The Lady grew up cooking with her mother, grandmothers, and aunts.  Her style is rooted in British comfort foods, fresh and local ingredients.  She does most of the baking, veggies, and snacks.  Her greatest inspiration comes from reading other food blogs, emails from recipe sites and food magazines, just whatever looks tasty and seasonal!
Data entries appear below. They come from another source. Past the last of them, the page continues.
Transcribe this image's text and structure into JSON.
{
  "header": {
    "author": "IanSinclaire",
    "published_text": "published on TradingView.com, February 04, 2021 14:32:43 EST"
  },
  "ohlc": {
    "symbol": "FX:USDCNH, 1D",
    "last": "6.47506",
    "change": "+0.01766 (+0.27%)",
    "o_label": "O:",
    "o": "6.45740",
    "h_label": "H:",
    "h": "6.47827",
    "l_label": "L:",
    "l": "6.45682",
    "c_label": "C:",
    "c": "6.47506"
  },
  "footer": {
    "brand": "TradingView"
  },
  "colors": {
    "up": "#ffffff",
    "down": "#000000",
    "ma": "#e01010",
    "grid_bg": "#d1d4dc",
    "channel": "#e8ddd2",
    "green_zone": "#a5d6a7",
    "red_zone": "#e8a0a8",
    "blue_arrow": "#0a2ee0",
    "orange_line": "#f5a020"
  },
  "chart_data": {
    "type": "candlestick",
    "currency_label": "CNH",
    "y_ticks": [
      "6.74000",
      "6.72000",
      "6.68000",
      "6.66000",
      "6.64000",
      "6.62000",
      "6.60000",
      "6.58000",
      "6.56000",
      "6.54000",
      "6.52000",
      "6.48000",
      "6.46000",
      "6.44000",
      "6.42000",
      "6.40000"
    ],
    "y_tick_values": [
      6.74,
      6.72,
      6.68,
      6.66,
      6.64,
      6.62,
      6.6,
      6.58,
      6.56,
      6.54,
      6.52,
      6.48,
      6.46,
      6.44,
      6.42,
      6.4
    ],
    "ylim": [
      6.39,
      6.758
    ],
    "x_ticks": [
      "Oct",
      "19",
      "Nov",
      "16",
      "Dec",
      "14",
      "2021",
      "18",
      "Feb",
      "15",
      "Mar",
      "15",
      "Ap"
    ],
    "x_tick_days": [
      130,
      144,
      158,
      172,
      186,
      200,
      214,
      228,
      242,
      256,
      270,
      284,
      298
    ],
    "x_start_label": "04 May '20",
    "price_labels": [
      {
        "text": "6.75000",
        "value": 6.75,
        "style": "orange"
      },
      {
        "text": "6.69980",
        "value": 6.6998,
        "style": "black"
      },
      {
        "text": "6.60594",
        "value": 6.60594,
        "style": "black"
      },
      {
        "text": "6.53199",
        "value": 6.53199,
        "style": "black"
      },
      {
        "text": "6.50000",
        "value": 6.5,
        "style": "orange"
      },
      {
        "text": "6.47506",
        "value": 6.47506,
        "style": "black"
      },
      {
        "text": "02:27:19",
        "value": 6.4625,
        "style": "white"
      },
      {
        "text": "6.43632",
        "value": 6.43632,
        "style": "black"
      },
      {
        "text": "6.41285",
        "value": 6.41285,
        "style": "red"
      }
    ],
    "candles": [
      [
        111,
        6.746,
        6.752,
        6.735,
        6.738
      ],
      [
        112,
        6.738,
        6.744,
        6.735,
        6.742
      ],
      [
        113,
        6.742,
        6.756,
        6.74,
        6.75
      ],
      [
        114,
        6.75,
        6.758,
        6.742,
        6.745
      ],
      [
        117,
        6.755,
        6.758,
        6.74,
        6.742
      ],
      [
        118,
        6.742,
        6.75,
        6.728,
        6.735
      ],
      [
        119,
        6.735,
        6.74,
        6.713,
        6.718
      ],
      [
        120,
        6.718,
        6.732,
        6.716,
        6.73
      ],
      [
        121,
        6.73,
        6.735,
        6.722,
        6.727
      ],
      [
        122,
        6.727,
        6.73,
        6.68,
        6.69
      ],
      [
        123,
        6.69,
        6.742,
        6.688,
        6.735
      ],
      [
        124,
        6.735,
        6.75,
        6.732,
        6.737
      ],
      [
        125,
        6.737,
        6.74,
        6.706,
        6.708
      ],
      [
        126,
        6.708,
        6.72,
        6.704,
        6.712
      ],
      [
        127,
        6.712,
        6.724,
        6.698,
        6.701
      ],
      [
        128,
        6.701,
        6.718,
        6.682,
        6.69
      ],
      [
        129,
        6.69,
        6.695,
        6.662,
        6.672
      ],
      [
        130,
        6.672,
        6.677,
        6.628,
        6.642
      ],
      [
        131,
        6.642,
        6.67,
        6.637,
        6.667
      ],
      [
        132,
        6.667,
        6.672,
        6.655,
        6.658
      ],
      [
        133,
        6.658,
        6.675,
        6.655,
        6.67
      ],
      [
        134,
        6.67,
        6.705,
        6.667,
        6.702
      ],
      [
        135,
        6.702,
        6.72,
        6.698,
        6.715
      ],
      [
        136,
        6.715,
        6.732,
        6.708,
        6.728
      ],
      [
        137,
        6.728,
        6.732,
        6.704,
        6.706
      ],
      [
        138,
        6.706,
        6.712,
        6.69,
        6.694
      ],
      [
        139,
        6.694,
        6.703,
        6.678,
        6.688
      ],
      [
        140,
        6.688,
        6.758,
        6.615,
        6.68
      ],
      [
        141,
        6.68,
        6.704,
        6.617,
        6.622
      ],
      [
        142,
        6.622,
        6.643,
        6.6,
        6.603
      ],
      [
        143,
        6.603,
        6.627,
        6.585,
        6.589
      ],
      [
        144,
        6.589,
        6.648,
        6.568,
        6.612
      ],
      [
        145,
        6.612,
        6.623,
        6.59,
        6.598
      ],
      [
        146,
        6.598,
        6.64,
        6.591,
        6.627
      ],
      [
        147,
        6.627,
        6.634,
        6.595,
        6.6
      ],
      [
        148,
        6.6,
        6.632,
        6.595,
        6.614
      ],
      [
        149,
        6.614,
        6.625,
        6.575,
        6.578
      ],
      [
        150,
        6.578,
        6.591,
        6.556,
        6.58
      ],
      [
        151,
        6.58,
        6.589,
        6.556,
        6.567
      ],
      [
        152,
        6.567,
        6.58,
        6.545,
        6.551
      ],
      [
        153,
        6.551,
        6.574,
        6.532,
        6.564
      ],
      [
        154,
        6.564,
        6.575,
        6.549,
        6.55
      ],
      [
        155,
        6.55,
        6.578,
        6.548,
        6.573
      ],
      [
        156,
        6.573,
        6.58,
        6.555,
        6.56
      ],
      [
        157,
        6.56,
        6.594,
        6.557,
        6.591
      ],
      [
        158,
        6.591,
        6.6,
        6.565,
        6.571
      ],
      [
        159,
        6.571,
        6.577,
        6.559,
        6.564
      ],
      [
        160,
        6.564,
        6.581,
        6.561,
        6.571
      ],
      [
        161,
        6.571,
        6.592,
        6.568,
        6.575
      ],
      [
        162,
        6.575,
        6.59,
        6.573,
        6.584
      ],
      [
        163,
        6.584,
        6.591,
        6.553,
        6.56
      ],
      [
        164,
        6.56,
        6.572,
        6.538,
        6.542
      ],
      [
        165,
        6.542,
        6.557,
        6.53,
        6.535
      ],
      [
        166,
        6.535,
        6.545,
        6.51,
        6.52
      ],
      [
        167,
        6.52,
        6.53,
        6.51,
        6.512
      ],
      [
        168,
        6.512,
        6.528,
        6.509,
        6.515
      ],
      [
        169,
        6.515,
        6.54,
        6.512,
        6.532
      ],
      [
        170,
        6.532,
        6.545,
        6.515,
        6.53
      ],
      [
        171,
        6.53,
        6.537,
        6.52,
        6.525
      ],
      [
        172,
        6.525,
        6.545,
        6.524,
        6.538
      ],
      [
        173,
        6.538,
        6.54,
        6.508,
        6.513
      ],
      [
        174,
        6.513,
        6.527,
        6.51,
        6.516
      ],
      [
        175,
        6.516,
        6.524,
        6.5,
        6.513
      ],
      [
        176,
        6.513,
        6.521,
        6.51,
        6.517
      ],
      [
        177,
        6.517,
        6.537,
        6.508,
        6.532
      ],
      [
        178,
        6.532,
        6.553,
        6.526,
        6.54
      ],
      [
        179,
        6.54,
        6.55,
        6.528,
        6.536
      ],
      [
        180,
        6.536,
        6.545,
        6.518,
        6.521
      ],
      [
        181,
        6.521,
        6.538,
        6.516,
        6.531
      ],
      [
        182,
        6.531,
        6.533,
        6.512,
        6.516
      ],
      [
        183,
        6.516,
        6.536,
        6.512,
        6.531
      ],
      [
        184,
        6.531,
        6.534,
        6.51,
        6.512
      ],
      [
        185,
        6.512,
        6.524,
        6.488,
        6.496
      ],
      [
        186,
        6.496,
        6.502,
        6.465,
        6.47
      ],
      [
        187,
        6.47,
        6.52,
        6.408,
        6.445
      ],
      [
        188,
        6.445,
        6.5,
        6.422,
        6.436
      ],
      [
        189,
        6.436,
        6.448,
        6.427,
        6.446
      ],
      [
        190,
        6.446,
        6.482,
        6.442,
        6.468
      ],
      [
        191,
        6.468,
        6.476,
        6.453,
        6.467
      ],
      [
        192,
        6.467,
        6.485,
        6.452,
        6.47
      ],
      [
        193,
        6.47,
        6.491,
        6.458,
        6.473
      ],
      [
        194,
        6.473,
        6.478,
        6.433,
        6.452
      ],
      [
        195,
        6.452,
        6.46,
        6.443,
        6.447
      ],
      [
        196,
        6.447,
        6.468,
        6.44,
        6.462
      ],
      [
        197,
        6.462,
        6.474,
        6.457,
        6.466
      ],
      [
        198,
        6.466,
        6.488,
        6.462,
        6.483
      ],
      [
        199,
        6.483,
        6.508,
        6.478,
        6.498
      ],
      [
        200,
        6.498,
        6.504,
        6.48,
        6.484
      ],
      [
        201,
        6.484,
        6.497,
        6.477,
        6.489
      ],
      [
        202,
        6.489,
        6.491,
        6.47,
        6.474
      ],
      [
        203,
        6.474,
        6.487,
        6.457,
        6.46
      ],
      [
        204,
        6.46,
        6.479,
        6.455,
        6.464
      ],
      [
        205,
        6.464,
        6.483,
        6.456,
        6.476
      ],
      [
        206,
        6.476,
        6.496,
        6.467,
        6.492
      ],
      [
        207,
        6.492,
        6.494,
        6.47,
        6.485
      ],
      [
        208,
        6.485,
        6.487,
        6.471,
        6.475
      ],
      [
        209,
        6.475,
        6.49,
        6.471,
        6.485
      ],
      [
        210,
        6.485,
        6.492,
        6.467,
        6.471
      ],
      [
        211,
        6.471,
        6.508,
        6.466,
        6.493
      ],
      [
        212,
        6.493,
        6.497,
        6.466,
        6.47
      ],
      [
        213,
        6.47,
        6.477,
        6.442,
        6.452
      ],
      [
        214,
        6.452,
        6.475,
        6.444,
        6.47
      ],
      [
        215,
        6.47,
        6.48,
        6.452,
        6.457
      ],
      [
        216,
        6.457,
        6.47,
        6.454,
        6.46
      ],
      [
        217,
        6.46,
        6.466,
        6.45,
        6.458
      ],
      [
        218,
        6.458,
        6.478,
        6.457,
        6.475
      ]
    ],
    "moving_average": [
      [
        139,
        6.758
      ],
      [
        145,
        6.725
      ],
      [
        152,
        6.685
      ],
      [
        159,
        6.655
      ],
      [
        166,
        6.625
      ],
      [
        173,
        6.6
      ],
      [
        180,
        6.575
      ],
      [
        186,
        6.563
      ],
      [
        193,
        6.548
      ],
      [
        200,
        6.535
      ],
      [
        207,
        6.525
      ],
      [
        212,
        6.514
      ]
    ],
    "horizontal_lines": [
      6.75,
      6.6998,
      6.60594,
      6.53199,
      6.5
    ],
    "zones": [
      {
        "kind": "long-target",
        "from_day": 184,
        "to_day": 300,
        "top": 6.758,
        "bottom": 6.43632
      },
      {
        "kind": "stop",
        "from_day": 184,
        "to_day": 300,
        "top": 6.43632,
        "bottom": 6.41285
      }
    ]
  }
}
We both like try new things: flavors, ingredients, styles, equipment, and roles in the kitchen.  Fall flavors are definitely a favorite and we've been cooking a lot recently

Food is central to our relationship, it's the reason we met.  Recently we decided to start sharing our meals and recipes with our friends (mostly via Facebook) and now we're going to be doing this in a more official capacity.

The inspiration:
I recently stumbled across a blog called The Food Librarian who informed me that yesterday was National Bundt Day.  There was an offer to post a picture of a bundt on your own blog or email her a picture and I thought "we could do that."  I have been reading food blogs and websites for the better part of the last four years but never thought of writing my own until yesterday

After 12 or so hours of trying to come up with a name, we finally settled on the one you see here (Kama Foodtra was already taken and the Lady is an art history nerd...don't get me started).  There's not going to be any consistent post schedule but we hope that having an audience will push us to be more creative and prolific in the kitchen.

Banana Bundt Bread with Cinnamon Streusel Crust
I started with an adapted version of this recipe, adding some spices and the streusal crust (blended flour, brown sugar, vanilla sugar, cinnamon and nutmeg with butter and coating the inside of the pan before adding batter).  I had hoped that the streusal (I never spell that word right on the first try) would stay a little crumbly but that didn't work out.  Instead it formed a crispy caramel-like layer around the banana bread, delicious happy accident.
I love this recipe, I used 5 large bananas that had been in my freezer for a month.  It is a very dense bread (weighs a TON) that accepts adaptations very well.  I often make it in the bundt pan because it's pretty that way and I have added various spices to it as well as chocolate chips on occasion.  It has a very rich, banana flavor that also toasts very well.

You can see the streusal crust along the top edge there.
Well, that's it for now, hopefully I'll be able to find the real camera instead of taking pictures with my phone and I can work on my food photography skills.  Wookie says he's going to post his signature cocktail recipe later today and give his own little intro.